Quando si verifica un evento traumatico nella tua vita, ora non sei la sola a risentirne. Ora devi aiutare anche tuo figlio in caso di eventi dolorosi o che possono procurare stress. Il divorzio, la morte di una persona cara, cambiare casa… Questi sono solo alcuni tra gli eventi traumatici che ognuno di noi può vivere nel corso della propria vita.

Quindi non c’è da sorprendersi se questi eventi possono colpire anche il tuo bambino. Quando capita qualcosa, in genere il bambino adegua il proprio comportamento a quello dei suoi genitori. Per questo motivo, quando tu sei triste, stressata o ansiosa, molto probabilmente lo sarà anche lui. Ma come si fa a fronteggiare le difficoltà della vita ed evitare che il tuo bambino possa risentirne in maniera traumatica?

Il momento dell’asilo, il primo distacco

Lasciare all’asilo il tuo bambino può essere più difficile per te che per lui. Molti asili consigliano un inserimento morbido del bambino, che prevede per un po’ la presenza della mamma, prima di lasciarlo. Chiedi alle maestre se a scuola il bambino mangerà da solo e se dovrà mettere le scarpe anche da solo, in modo che a casa, insieme, potete fare un po’ di pratica.

Se hai delle amiche che hanno dei bambini che già frequentano l’asilo, vai a trovarle, quasi sempre i bambini più piccoli vogliono copiare quello che fanno i bambini più grandi. Inoltre puoi uscire con il bambino a fare delle spese speciali per il suo ingresso all’asilo e chiedergli di aiutarti a scegliere, per esempio, un paio di scarpe nuove o uno zainetto. Le prime settimane saranno certamente le più difficili per entrambi.

Quando devi salutarlo, cerca di non protrarre troppo a lungo il tuo saluto e di rimanere calma.
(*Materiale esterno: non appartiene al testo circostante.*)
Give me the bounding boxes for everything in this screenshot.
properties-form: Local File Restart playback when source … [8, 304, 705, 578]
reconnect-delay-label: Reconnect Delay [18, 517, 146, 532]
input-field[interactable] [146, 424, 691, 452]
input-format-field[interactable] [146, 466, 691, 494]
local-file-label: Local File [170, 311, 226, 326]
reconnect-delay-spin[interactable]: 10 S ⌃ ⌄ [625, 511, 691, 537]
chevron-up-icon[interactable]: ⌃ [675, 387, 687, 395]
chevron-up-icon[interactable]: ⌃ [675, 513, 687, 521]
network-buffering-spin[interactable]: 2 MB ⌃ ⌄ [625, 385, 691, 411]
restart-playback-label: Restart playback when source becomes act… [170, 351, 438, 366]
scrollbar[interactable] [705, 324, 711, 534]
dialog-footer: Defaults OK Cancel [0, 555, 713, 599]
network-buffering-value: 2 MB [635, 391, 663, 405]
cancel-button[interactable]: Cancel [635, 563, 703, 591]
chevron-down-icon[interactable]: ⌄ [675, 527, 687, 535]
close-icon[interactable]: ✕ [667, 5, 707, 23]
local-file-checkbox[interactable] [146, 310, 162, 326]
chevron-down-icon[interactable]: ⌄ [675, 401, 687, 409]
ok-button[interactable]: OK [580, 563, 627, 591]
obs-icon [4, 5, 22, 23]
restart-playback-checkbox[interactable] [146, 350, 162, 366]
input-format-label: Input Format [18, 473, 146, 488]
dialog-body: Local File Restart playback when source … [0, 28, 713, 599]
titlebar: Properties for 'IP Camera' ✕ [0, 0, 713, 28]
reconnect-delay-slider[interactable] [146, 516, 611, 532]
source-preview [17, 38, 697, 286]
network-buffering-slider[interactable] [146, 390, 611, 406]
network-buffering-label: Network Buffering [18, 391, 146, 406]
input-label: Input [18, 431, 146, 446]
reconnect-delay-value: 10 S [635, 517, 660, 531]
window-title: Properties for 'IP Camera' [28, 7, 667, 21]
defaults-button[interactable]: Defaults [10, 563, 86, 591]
Puoi sempre telefonare all’asilo più tardi, per essere sicura che il tuo bambino sia tranquillo. Non deve sorprenderti se, almeno all’inizio, il comportamento di tuo figlio è leggermente altalenante, spesso il problema è causato semplicemente dalla stanchezza e con il tempo le cose certamente miglioreranno. Se però, dopo un mese o poco più, il bambino sembra ancora piuttosto agitato, vai a parlare con la direttrice dell’asilo.